As for Draco, that's a little touchier. But Draco is a Malfoy, from a
leading Slytherin family, thus he would have a lot of sway  among
the other Slytherin students. He's the most likely candidate within
that house to facilitate a reconciliation between the houses  (something
JKR has implied is coming). I don't see why Dumbledore couldn't 
easily figure that out, and realize that turning Draco might just be
what unites Hogwarts in the fight against Voldemort. Add that to  his
concern for *any* student, then Dumbledore has both personal and
strategic reasons for protecting Draco. 
 
At the very least, that Dumbledore is aware of both Snape and 
even Draco's potentially vital importance to defeating Voldemort is  
as reasonable a conclusion from canon as that he was unaware of
how vital they each could be in their individual ways. Even more
reasonable if you consider Dumbledore to be the very wise and
war-experienced wizard he is supposed to be. (Funny how that
works ;-)
 
I also agree with Carol that Dumbledore DID protect Hogwarts and
its students. Snape stopped Draco from trying making any more
attempts on Dumbledore's life using indirect methods, which are 
the kind that end up getting others killed.
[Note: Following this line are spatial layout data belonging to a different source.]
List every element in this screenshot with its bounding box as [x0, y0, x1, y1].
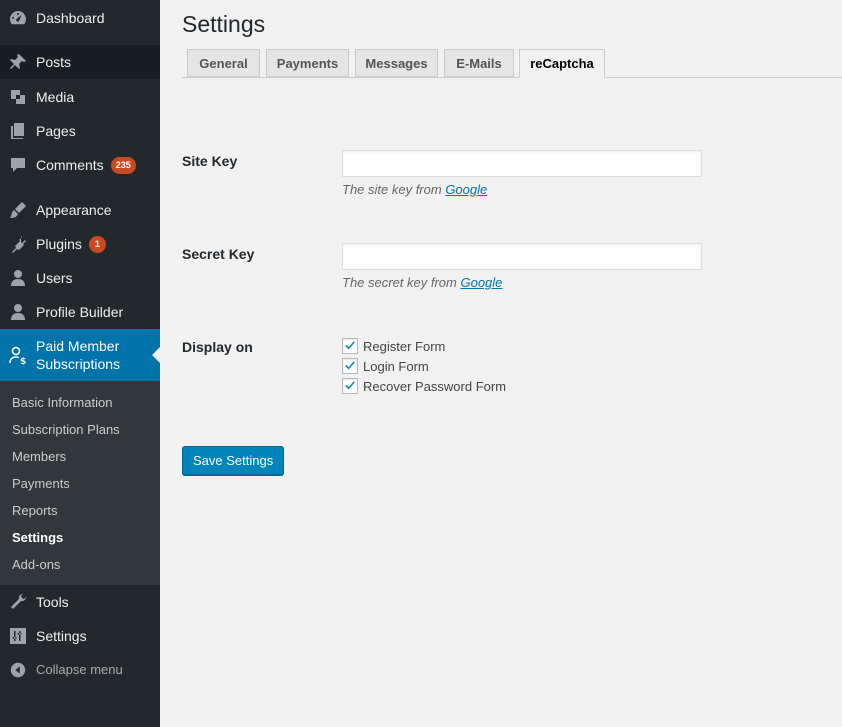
dashboard-icon — [0, 8, 36, 28]
sidebar-item-users[interactable]: Users — [0, 261, 160, 295]
sidebar-item-label: Posts — [36, 54, 72, 70]
admin-sidebar: Dashboard Posts Media Pages Comments 235… — [0, 0, 160, 727]
sidebar-item-dashboard[interactable]: Dashboard — [0, 0, 160, 36]
submenu-settings[interactable]: Settings — [12, 529, 63, 547]
login-form-option[interactable]: Login Form — [342, 358, 429, 374]
sidebar-item-plugins[interactable]: Plugins 1 — [0, 227, 160, 261]
sidebar-submenu: Basic Information Subscription Plans Mem… — [0, 381, 160, 585]
sidebar-item-pages[interactable]: Pages — [0, 114, 160, 148]
media-icon — [0, 87, 36, 107]
sidebar-item-label: Dashboard — [36, 10, 105, 26]
tab-messages[interactable]: Messages — [355, 49, 438, 77]
collapse-menu-label: Collapse menu — [36, 662, 123, 677]
svg-text:$: $ — [20, 357, 26, 365]
sidebar-item-label: Settings — [36, 628, 87, 644]
site-key-description: The site key from Google — [342, 182, 487, 197]
main-content: Settings General Payments Messages E-Mai… — [160, 0, 842, 727]
plugins-update-badge: 1 — [88, 235, 106, 253]
recover-password-form-label: Recover Password Form — [363, 378, 507, 394]
comment-icon — [0, 155, 36, 175]
tab-general[interactable]: General — [187, 49, 260, 77]
member-dollar-icon: $ — [0, 345, 36, 365]
secret-key-input[interactable] — [342, 243, 702, 270]
submenu-members[interactable]: Members — [12, 448, 66, 466]
pin-icon — [0, 52, 36, 72]
save-settings-button[interactable]: Save Settings — [182, 446, 285, 475]
collapse-arrow-icon — [0, 661, 36, 679]
pages-icon — [0, 121, 36, 141]
recover-password-form-option[interactable]: Recover Password Form — [342, 378, 506, 394]
submenu-reports[interactable]: Reports — [12, 502, 58, 520]
register-form-label: Register Form — [363, 338, 446, 354]
sidebar-item-label: Paid Member Subscriptions — [36, 338, 121, 372]
checkmark-icon — [345, 381, 355, 390]
display-on-label: Display on — [182, 339, 253, 355]
secret-key-google-link[interactable]: Google — [460, 275, 502, 290]
secret-key-description: The secret key from Google — [342, 275, 502, 290]
submenu-add-ons[interactable]: Add-ons — [12, 556, 60, 574]
tab-recaptcha[interactable]: reCaptcha — [519, 49, 605, 78]
sidebar-item-label: Profile Builder — [36, 304, 124, 320]
tab-e-mails[interactable]: E-Mails — [444, 49, 514, 77]
sliders-icon — [0, 626, 36, 646]
settings-tabs: General Payments Messages E-Mails reCapt… — [182, 49, 842, 78]
sidebar-item-tools[interactable]: Tools — [0, 585, 160, 619]
plug-icon — [0, 234, 36, 254]
sidebar-item-settings[interactable]: Settings — [0, 619, 160, 653]
site-key-input[interactable] — [342, 150, 702, 177]
checkmark-icon — [345, 361, 355, 370]
submenu-subscription-plans[interactable]: Subscription Plans — [12, 421, 120, 439]
site-key-label: Site Key — [182, 153, 238, 169]
sidebar-item-paid-member-subscriptions[interactable]: $ Paid Member Subscriptions — [0, 329, 160, 381]
sidebar-item-profile-builder[interactable]: Profile Builder — [0, 295, 160, 329]
sidebar-item-label: Users — [36, 270, 73, 286]
submenu-basic-information[interactable]: Basic Information — [12, 394, 112, 412]
sidebar-item-label: Media — [36, 89, 75, 105]
collapse-menu-button[interactable]: Collapse menu — [0, 653, 160, 687]
secret-key-label: Secret Key — [182, 246, 255, 262]
secret-key-desc-text: The secret key from — [342, 275, 461, 290]
user-icon — [0, 302, 36, 322]
login-form-label: Login Form — [363, 358, 429, 374]
site-key-desc-text: The site key from — [342, 182, 446, 197]
sidebar-item-label: Plugins — [36, 236, 82, 252]
register-form-option[interactable]: Register Form — [342, 338, 445, 354]
tab-payments[interactable]: Payments — [266, 49, 349, 77]
login-form-checkbox[interactable] — [342, 358, 358, 374]
sidebar-item-posts[interactable]: Posts — [0, 45, 160, 79]
sidebar-item-label: Comments — [36, 157, 104, 173]
checkmark-icon — [345, 341, 355, 350]
sidebar-item-appearance[interactable]: Appearance — [0, 193, 160, 227]
submenu-payments[interactable]: Payments — [12, 475, 70, 493]
register-form-checkbox[interactable] — [342, 338, 358, 354]
sidebar-item-media[interactable]: Media — [0, 80, 160, 114]
brush-icon — [0, 200, 36, 220]
page-title: Settings — [182, 11, 266, 37]
comments-count-badge: 235 — [110, 156, 136, 174]
wrench-icon — [0, 592, 36, 612]
sidebar-item-comments[interactable]: Comments 235 — [0, 148, 160, 182]
sidebar-item-label: Tools — [36, 594, 69, 610]
user-icon — [0, 268, 36, 288]
recover-password-form-checkbox[interactable] — [342, 378, 358, 394]
sidebar-item-label: Pages — [36, 123, 76, 139]
sidebar-item-label: Appearance — [36, 202, 112, 218]
site-key-google-link[interactable]: Google — [445, 182, 487, 197]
And Dumbledore had
Order members staged to intercept the DEs *even* while he 
considered the possibility of DEs infiltrating Hogwarts to be 
nearly nil. He didn't take any chances with his students lives
that night, and those DEs did NOT get access to the students, 
except those from DA who *deliberately* joined the fight. At no
time--after Draco's early indirect attempts--was an innocent 
student in serious danger. Meaning Dumbledore did NOT put 
more weight on protecting Draco and Snape over the students. 
He did his very best to protect them all, and he succeeded.
 
Julie, very sorry that Alla, Sherry and others have lost their 
faith in Dumbledore, but seeing no convincing canon evidence
yet that requires losing that faith.